Growing up in a cop household had taught me well how important a cop’s fellow officers were, and when Pop had been convicted, I’d watched in dismay as his buddies ostracized him—cut him out of the brotherhood. Now Jack was getting a taste of how it felt, and something told me that he’d been feeling it for quite a while.

The detective in charge snapped a few questions at Jack and then turned in my direction. His smile was warm. Elliot Standish. I hadn’t seen him come in.

He walked over, his hand out in greeting. “Hello, Killian. It’s good to see you. I’m sorry you had to return on such a sad note.” He nodded his head in the direction of Pop’s bedroom. “Not to mention coming to your dad’s house and finding that mess.”

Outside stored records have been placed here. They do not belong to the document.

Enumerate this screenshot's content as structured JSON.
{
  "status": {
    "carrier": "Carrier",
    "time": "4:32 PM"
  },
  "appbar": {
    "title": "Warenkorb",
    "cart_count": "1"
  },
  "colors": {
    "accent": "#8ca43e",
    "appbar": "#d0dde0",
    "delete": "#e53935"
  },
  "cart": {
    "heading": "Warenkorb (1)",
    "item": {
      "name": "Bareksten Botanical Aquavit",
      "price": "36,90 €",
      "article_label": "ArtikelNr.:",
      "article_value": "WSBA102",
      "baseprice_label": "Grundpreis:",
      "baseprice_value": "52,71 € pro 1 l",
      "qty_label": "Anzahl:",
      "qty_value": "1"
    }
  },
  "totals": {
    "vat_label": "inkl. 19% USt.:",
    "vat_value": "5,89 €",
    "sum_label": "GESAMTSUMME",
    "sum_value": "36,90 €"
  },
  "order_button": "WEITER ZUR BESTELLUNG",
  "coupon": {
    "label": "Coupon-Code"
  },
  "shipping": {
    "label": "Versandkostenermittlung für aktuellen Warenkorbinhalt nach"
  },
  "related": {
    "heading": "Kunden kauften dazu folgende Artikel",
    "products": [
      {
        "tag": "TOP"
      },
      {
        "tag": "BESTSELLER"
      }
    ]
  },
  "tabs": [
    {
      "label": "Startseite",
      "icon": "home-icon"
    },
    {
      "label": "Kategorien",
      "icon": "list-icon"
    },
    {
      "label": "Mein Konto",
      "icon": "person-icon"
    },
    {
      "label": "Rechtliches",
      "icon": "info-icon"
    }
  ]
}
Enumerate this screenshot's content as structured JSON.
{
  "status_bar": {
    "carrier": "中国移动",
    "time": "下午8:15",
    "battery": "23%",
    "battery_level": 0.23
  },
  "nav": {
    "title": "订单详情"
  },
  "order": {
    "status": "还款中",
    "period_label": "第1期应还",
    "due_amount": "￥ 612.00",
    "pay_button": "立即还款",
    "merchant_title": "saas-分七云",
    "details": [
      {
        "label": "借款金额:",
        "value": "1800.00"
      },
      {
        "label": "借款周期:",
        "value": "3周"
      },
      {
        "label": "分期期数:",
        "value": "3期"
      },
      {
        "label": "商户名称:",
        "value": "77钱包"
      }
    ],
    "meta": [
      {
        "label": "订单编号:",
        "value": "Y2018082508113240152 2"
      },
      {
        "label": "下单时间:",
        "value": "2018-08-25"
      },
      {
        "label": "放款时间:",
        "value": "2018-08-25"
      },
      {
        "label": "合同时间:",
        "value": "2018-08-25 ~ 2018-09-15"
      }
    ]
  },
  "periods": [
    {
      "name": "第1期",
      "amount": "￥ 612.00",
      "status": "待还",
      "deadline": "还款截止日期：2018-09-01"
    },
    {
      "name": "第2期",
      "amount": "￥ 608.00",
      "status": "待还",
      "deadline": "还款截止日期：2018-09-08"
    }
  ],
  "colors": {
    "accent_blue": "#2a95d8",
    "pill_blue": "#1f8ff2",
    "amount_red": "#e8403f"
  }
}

“Not a great homecoming, I agree,” I said, standing up and shaking his hand. Over his shoulder, I could see a touch of resentment flicker across Jack’s face. He hadn’t missed the fact that he’d been pushed aside.

Standish took my arm and lead me back into the apartment. “Give me a rundown of what you observed when you entered the apartment. Don’t leave anything out.”

He and I took a slow, methodical walk through the apartment for the next fifteen minutes, while Jack was left to cool his heels in the hall.

“Any feeling for why Gibson would be here in Charlie’s apartment?”

I shook my head. “I was going to meet the guy for the first time tomorrow. Apparently, he’s handling Pop’s affairs—his health proxy and his will.”

Standish’s right eyebrow, more weathered and gray than I remembered, took a leap upward. “Charlie had the money to hire Craig Gibson?”

“Apparently. You saying the guy charges more than Pop could afford?”

“Let me put it this way—he’s out of my league, your league and Charlie’s league all put together. He and his partner take on only the highest profile cases here in Syracuse and the surrounding areas. Usually, dealers with money to burn.”

I whistled softly through my teeth. “So the question is where would Pop, a guy who is essentially down to his last nickel, get the money to pay for a guy like Gibson? And what would Gibson be doing making a house call?”